L’esprit sacré est un avatar de science-fiction domestique dont l’humour noir résonne longtemps après la projection. Une expérience fascinante, douloureuse, et cruelle.
Synopsis : Julio est mort. C’est une terrible nouvelle pour « Ovni-Levante », l’association de passionnés d’ufologie qu’il présidait. José Manuel, un de ses membres, est particulièrement touché par le décès : Julio et lui avaient un projet secret qui devait changer le destin de l’humanité. Il devra maintenant le mener à bien en solitaire.
Design : Oink Creative – © 2022 : Arrow Films. All Rights Reserved.
Un manifeste pour une science-fiction domestique loin des effets hollywoodiens
Critique : Remarqué à Cannes, Berlin et Sundance avec ses courts et moyens métrages, le réalisateur Chema Garcia Ibarra fut forcément amené à étirer son univers en un véritable long métrage. En 2001, lui qui considère chacun de ses 6 courts comme des œuvres à part entière, a donc livré son premier long métrage ou son septième film. Ses courts, tous excellents, servent de ciment à ce long métrage, L’esprit sacré, dans leur cohérence ingénieuse. Le réalisateur y déploie son étrangeté de ton au sein d’un réalisme social qui passe par des portraits de couches sociales défavorisées inattendus dans ce genre.
En effet, cet univers singulier peut passer pour contradictoire avec le genre qu’il a toujours parcouru : la S.F., puisque toute l’œuvre de l’auteur s’apparente à ce qu’il aime décrire comme de la science-fiction domestique. Il la sert à domicile, dans la ville industrielle d’Elche où il a grandi, un environnement espagnol qui n’évoque en rien les extra-terrestres dont il est beaucoup question ici, puisque les sources d’inspiration du cinéaste sont à chercher du côté d’Aki Kaurimaski ou Bunuel.

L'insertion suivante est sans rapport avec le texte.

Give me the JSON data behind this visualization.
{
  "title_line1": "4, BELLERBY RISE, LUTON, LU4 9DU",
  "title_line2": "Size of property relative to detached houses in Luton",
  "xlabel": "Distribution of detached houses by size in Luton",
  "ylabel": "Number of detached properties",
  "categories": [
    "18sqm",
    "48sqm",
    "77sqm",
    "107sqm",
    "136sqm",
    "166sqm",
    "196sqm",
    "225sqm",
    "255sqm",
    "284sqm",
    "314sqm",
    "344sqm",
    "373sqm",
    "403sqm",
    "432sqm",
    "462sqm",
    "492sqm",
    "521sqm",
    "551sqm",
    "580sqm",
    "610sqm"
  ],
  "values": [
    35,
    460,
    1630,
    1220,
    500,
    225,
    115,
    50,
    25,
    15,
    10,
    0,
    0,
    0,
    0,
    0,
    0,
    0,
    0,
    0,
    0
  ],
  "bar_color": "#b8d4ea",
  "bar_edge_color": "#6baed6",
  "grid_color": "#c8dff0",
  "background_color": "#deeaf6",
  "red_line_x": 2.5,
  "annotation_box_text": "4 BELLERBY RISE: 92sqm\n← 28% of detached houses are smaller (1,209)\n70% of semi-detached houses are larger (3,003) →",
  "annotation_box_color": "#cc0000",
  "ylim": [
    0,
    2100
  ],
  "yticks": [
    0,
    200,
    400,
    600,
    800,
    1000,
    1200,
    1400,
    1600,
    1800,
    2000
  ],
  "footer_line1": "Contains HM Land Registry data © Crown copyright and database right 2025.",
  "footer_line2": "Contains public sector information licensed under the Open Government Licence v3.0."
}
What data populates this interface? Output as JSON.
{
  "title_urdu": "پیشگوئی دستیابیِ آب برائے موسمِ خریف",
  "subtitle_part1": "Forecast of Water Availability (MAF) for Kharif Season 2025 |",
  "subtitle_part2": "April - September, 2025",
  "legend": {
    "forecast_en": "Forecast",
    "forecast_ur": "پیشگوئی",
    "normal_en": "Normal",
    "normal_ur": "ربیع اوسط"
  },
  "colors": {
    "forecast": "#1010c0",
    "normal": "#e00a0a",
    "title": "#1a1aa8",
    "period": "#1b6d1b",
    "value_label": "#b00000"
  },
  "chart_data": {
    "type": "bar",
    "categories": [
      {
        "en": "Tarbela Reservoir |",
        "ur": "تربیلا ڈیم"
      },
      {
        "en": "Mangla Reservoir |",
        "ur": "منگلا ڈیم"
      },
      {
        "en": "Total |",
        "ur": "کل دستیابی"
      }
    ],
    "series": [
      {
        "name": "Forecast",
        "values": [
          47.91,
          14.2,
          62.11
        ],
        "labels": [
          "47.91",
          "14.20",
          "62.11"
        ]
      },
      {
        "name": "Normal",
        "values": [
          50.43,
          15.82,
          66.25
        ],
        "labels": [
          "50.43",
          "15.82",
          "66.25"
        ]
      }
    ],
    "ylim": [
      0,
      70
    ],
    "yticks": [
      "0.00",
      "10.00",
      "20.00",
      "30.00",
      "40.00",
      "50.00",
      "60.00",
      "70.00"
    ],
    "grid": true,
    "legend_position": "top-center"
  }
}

Complotisme, ésotérisme, égyptologie… Bienvenue chez les doux-dingues
C’est donc dans le quotidien de personnages sans cinégénie, celui d’une relative pauvreté, notamment intellectuelle, que Chema Garcia Ibarra libère son imagination pour envisager des situations absurdes qui dépassent l’existence de chacun. Sous l’apparente façade qui dissimule bien des zones d’ombre, l’ésotérisme et la croyance viennent s’accaparer du quotidien autour d’un bartender, qui, quand son commerce est fermé, s’en va développer des thèses ubuesques auprès d’une communauté d’ufologues. Ils se rencontrent tous, une fois par semaine, chez un agent immobilier, jusqu’à la mort soudaine de ce dernier. Le personnage de José Manuel va alors hériter d’une lourde tâche, celle de faire perdurer ces croyances ubuesques autour de “Créateurs” qui nous observent à distance et enlèvent quelques pions pour des besoins qui nous dépassent.
Etroite surveillance
Ce postulat complètement ravagé des méninges nous transporte dans une société paranoïaque où la surveillance est appuyée à chaque rayon de supermarché. Cette impression de surveillance permanente, passe aussi par les objets de décoration qui ornent le film par la présence d’yeux innombrables, avec des éléments métaphoriques qui nourrissent à la fois la noirceur de l’humour et le travail d’investigation demandé aux spectateurs. Il ne faut jamais se contenter des apparences et aller au-delà des lubies des doux-dingues. Tout est signifiant dans L’esprit sacré, et impose même un second visionnage même si certains reprocheront au film le rythme lent d’une Espagne torride où l’on prend son temps avant de faire tomber la sentence dramatique.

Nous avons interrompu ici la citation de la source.